Comme 70% des femmes infectées dans ce pays de 35 million d’habitants, Sakina a été contaminée par son époux. Ses beaux-parents lui ont tourné le dos et elle n’ose pas révéler à son fils de 15 ans qu’il est lui aussi atteint. Elle lui a toujours menti, elle « n’en dort plus la nuit », confie cette mère en pleurant au groupe de parole.

« Un conseil, surtout, ne lui dis rien », intervient un jeune homme. « Débrouille-toi pour qu’il l’apprenne par quelqu’un d’autre », lance une voix.

La psychologue, elle, rappelle sur un ton neutre que des consultations individuelles existent pour « réfléchir à ces questions difficiles ».

Outre ces groupes de parole, l’ALCS assure un suivi thérapeutique en hôpital, fait de la prévention et des campagnes de dépistage sur le terrain. Fondée très vite après la détection du premier cas marocain de VIH en 1986, l’association compte aujourd’hui 36 médiateurs répartis dans une vingtaine de villes et une trentaine de centres d’information/dépistage, dont cinq mobiles, le tout financé par des subventions du Fonds mondial de lutte contre le Sida.

« Ca fait trente ans qu’on en parle, le virus est bien connu, mais la discrimination est toujours là, avec une stigmatisation de la société, mais aussi du personnel médical en milieu hospitalier », regrette le Dr Kamal Marhoum El Filali, chef du service d’infectiologie à l’hôpital Ibn Rochd de Casablanca, qui accueille l’association.

Amina l’a vécue: « quand je me suis présentée à l’hôpital pour accoucher, personne ne voulait s’occuper de moi, personne ne voulait me toucher, j’ai fini en réanimation », se souvient-elle avec indignation.

« On a de la chance d’être suivi en infectiologie: on est bien soignés comparé à d’autres, vu le délabrement et le manque de moyens dans les hôpitaux marocains », tempère sa voisine de séance.

– « Atout véritable » –

Considéré comme un « pays modèle » par l’Onusida, le Maroc a réussi à réduire les décès (350 en 2018) et les cas de nouvelles infections (-42% entre 2010 et 2016, pour une moyenne de -4 % en Afrique du Nord), grâce à une amélioration du dépistage, de l’accès aux traitements et du suivi.

L’accueil d’urgence est parfois saturé, chaque médecin suit jusqu’à 40 patients par jour et, dans les couloirs, les silhouettes décharnées par le virus font peine à voir.

Mais le service des maladies infectieuses affiche une propreté irréprochable. L’accompagnement personnalisé assuré sur place par les médiateurs de l’ALCS en lien avec les équipes médicales est « un atout véritable », insiste la professeure Ouled Lamsen, l’une des six infectiologues d’Ibn Rochd.

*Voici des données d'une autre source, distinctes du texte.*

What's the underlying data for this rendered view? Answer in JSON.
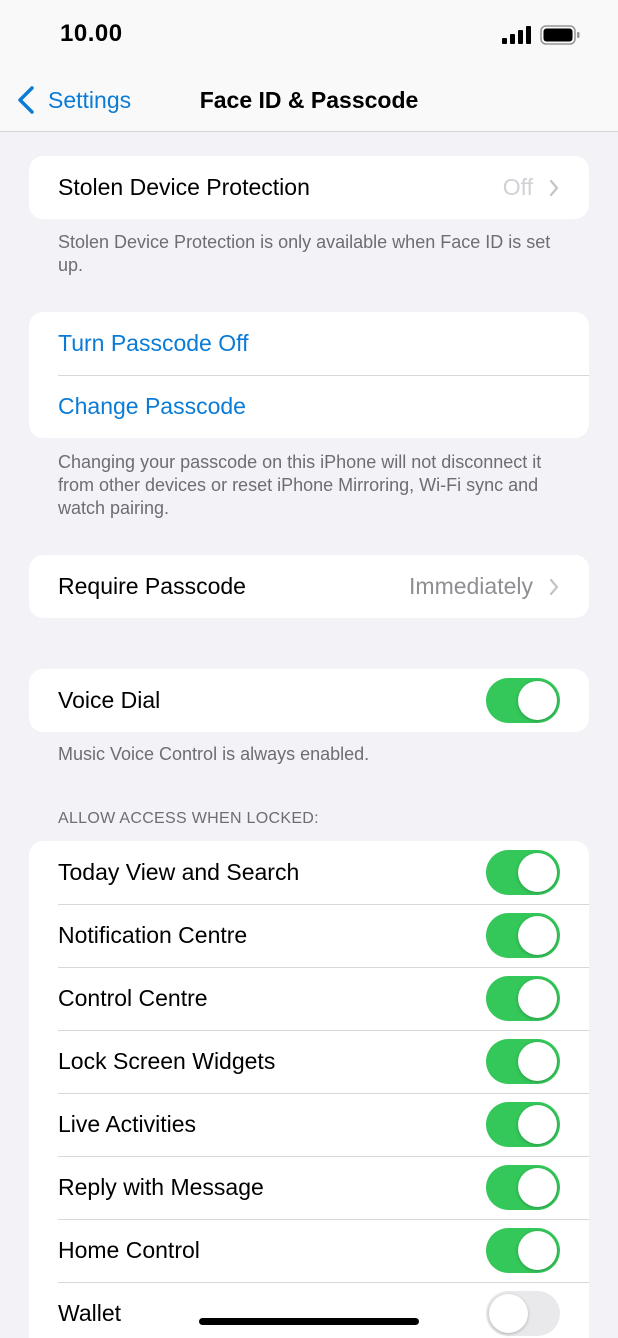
{
  "status_bar": {
    "time": "10.00"
  },
  "nav": {
    "back_label": "Settings",
    "title": "Face ID & Passcode"
  },
  "stolen_device": {
    "label": "Stolen Device Protection",
    "value": "Off",
    "note": "Stolen Device Protection is only available when Face ID is set up."
  },
  "passcode": {
    "turn_off_label": "Turn Passcode Off",
    "change_label": "Change Passcode",
    "note": "Changing your passcode on this iPhone will not disconnect it from other devices or reset iPhone Mirroring, Wi-Fi sync and watch pairing."
  },
  "require_passcode": {
    "label": "Require Passcode",
    "value": "Immediately"
  },
  "voice_dial": {
    "label": "Voice Dial",
    "enabled": true,
    "note": "Music Voice Control is always enabled."
  },
  "locked_access": {
    "header": "ALLOW ACCESS WHEN LOCKED:",
    "items": [
      {
        "label": "Today View and Search",
        "enabled": true
      },
      {
        "label": "Notification Centre",
        "enabled": true
      },
      {
        "label": "Control Centre",
        "enabled": true
      },
      {
        "label": "Lock Screen Widgets",
        "enabled": true
      },
      {
        "label": "Live Activities",
        "enabled": true
      },
      {
        "label": "Reply with Message",
        "enabled": true
      },
      {
        "label": "Home Control",
        "enabled": true
      },
      {
        "label": "Wallet",
        "enabled": false
      }
    ]
  },
  "colors": {
    "accent": "#0a7bd6",
    "toggle_on": "#34c759",
    "toggle_off": "#e9e9eb",
    "background": "#f2f2f7"
  },
  "icons": {
    "back": "chevron-left-icon",
    "disclosure": "chevron-right-icon",
    "signal": "cellular-signal-icon",
    "battery": "battery-icon"
  }
}
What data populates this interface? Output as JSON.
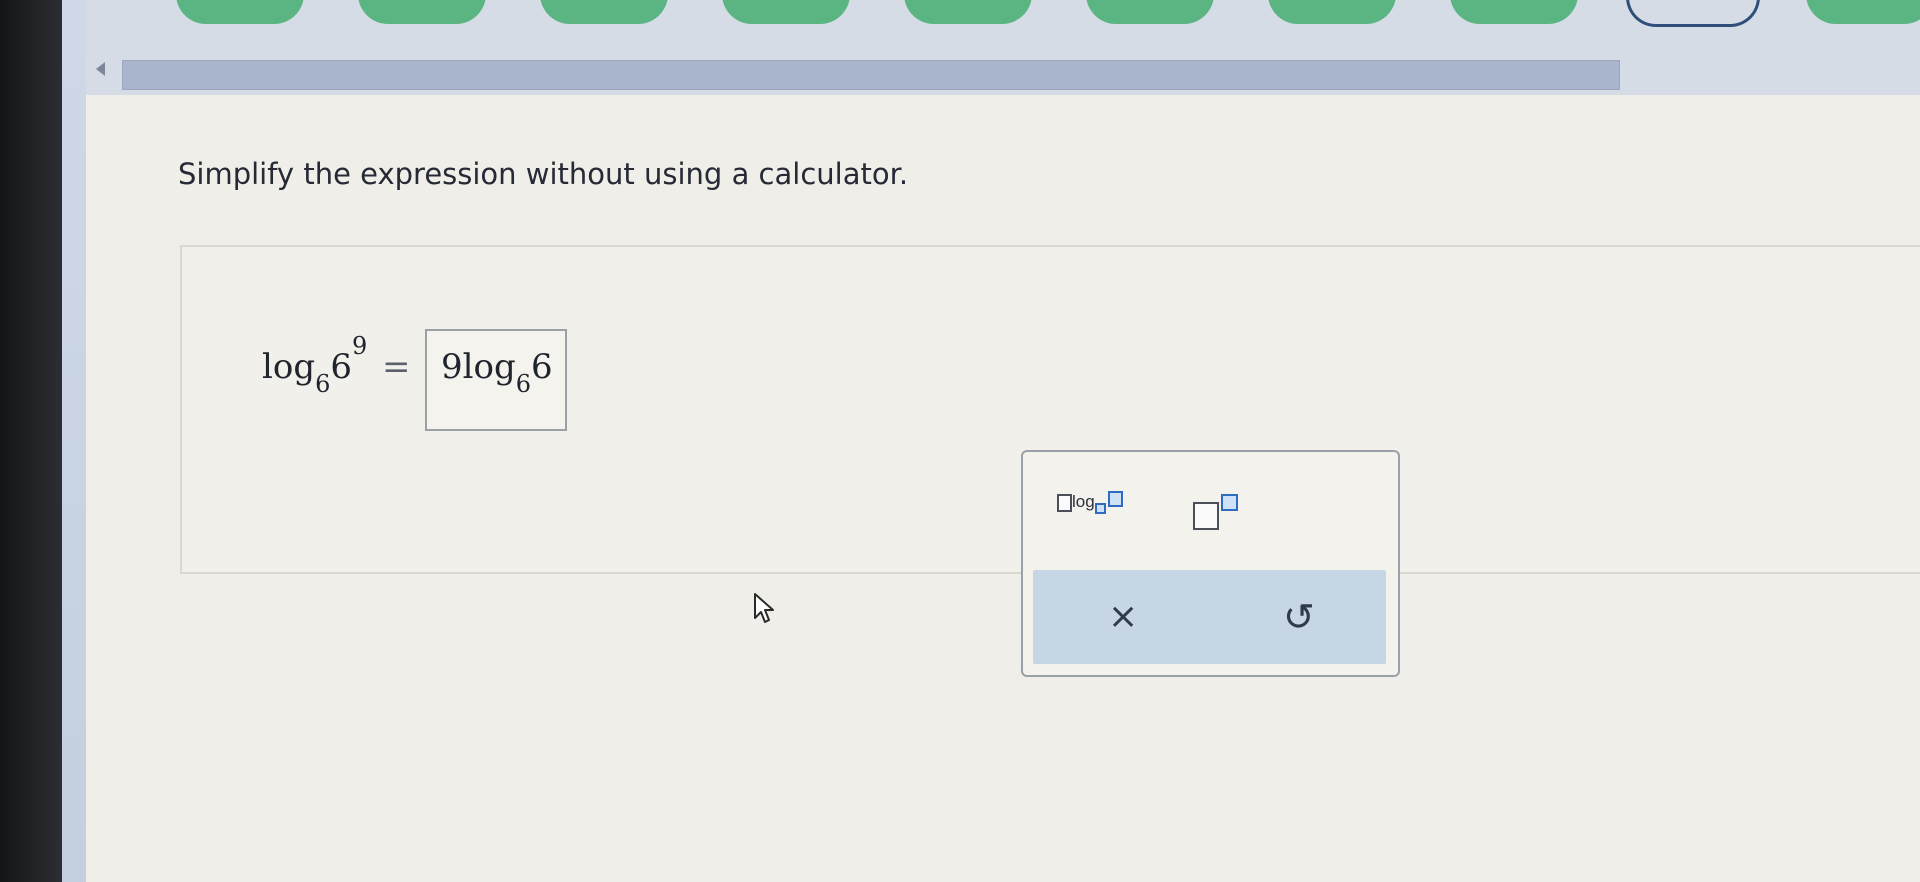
{
  "instruction": "Simplify the expression without using a calculator.",
  "expression": {
    "func": "log",
    "base": "6",
    "arg": "6",
    "exponent": "9",
    "equals": "="
  },
  "answer": {
    "coefficient": "9",
    "func": "log",
    "base": "6",
    "arg": "6"
  },
  "palette": {
    "log_tool_label": "log",
    "clear_icon": "×",
    "undo_icon": "↺"
  },
  "colors": {
    "nav_pill_green": "#5bb583",
    "progress_bar": "#a9b4cd",
    "action_bar": "#c7d6e5",
    "accent_blue": "#2f6bc0"
  }
}
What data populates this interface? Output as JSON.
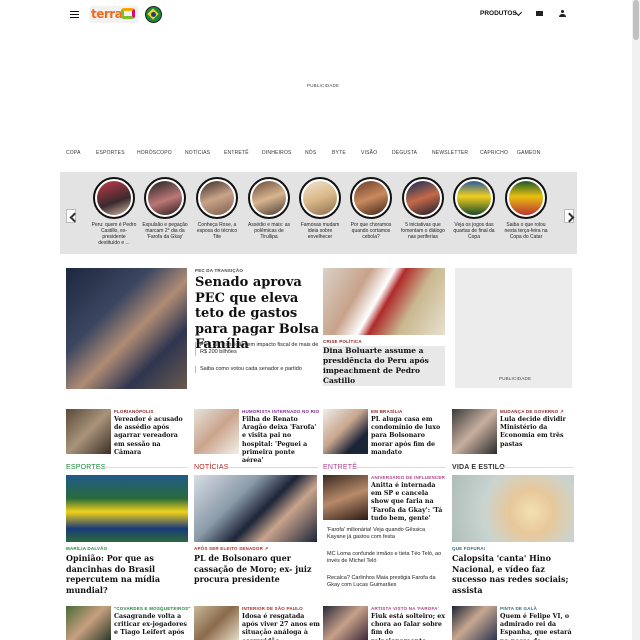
{
  "header": {
    "logo_text": "terra",
    "produtos_label": "PRODUTOS"
  },
  "ads": {
    "top_label": "PUBLICIDADE",
    "side_label": "PUBLICIDADE"
  },
  "nav": [
    "COPA",
    "ESPORTES",
    "HORÓSCOPO",
    "NOTÍCIAS",
    "ENTRETÊ",
    "DINHEIROS",
    "NÓS",
    "BYTE",
    "VISÃO",
    "DEGUSTA",
    "NEWSLETTER",
    "CAPRICHO",
    "GAMEON"
  ],
  "stories": [
    {
      "caption": "Peru: quem é Pedro Castillo, ex-presidente destituído e ..."
    },
    {
      "caption": "Expulsão e pegação marcam 2° dia da 'Farofa da Gkay'"
    },
    {
      "caption": "Conheça Rose, a esposa do técnico Tite"
    },
    {
      "caption": "Assédio e mais: as polêmicas de Tirullipa"
    },
    {
      "caption": "Famosas mudam ideia sobre envelhecer"
    },
    {
      "caption": "Por que choramos quando cortamos cebola?"
    },
    {
      "caption": "5 iniciativas que fomentam o diálogo nas periferias"
    },
    {
      "caption": "Veja os jogos das quartas de final da Copa"
    },
    {
      "caption": "Saiba o que rolou nesta terça-feira na Copa do Catar"
    }
  ],
  "lead": {
    "tag": "PEC DA TRANSIÇÃO",
    "headline": "Senado aprova PEC que eleva teto de gastos para pagar Bolsa Família",
    "bullets": [
      "PEC da Transição tem impacto fiscal de mais de R$ 200 bilhões",
      "Saiba como votou cada senador e partido"
    ]
  },
  "second": {
    "tag": "CRISE POLÍTICA",
    "headline": "Dina Boluarte assume a presidência do Peru após impeachment de Pedro Castillo"
  },
  "row1": [
    {
      "tag": "FLORIANÓPOLIS",
      "headline": "Vereador é acusado de assédio após agarrar vereadora em sessão na Câmara"
    },
    {
      "tag": "HUMORISTA INTERNADO NO RIO",
      "headline": "Filha de Renato Aragão deixa 'Farofa' e visita pai no hospital: 'Peguei a primeira ponte aérea'"
    },
    {
      "tag": "EM BRASÍLIA",
      "headline": "PL aluga casa em condomínio de luxo para Bolsonaro morar após fim de mandato"
    },
    {
      "tag": "MUDANÇA DE GOVERNO ↗",
      "headline": "Lula decide dividir Ministério da Economia em três pastas"
    }
  ],
  "sections": {
    "esportes": "ESPORTES",
    "noticias": "NOTÍCIAS",
    "entrete": "ENTRETÊ",
    "vida": "VIDA E ESTILO"
  },
  "esportes_card": {
    "tag": "MARÍLIA DALVÃO",
    "headline": "Opinião: Por que as dancinhas do Brasil repercutem na mídia mundial?"
  },
  "noticias_card": {
    "tag": "APÓS SER ELEITO SENADOR ↗",
    "headline": "PL de Bolsonaro quer cassação de Moro; ex- juiz procura presidente"
  },
  "entrete_top": {
    "tag": "ANIVERSÁRIO DE INFLUENCER",
    "headline": "Anitta é internada em SP e cancela show que faria na 'Farofa da Gkay': 'Tá tudo bem, gente'"
  },
  "entrete_list": [
    "'Farofa' milionária! Veja quando Gêssica Kayane já gastou com festa",
    "MC Loma confunde irmãos e tieta Téo Teló, ao invés de Michel Teló",
    "Recalca? Carlinhos Maia prestigia Farofa da Gkay com Lucas Guimarães"
  ],
  "vida_card": {
    "tag": "QUE FOFURA!",
    "headline": "Calopsita 'canta' Hino Nacional, e vídeo faz sucesso nas redes sociais; assista"
  },
  "row3": [
    {
      "tag": "\"COVARDES E MOSQUETEIROS\"",
      "headline": "Casagrande volta a criticar ex-jogadores e Tiago Leifert após"
    },
    {
      "tag": "INTERIOR DE SÃO PAULO",
      "headline": "Idosa é resgatada após viver 27 anos em situação análoga à escravidão"
    },
    {
      "tag": "ARTISTA VISTO NA 'FAROFA'",
      "headline": "Fiuk está solteiro; ex chora ao falar sobre fim do relacionamento"
    },
    {
      "tag": "PINTA DE GALÃ",
      "headline": "Quem é Felipe VI, o admirado rei da Espanha, que estará na posse de"
    }
  ]
}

« on est victime de notre succès: comme nos résultats sont bons, on risque de nous supprimer des aides », s’inquiète le président de l’ALCS, le Pr Mehdi Karkouri.

Les allocations doivent être décidées lors la conférence triennale du Fonds mondial, prévue mi-octobre, dans un contexte de baisse des financements dédiés à la lutte contre le sida et de controverses autour de la gestion de l’agence Onusida.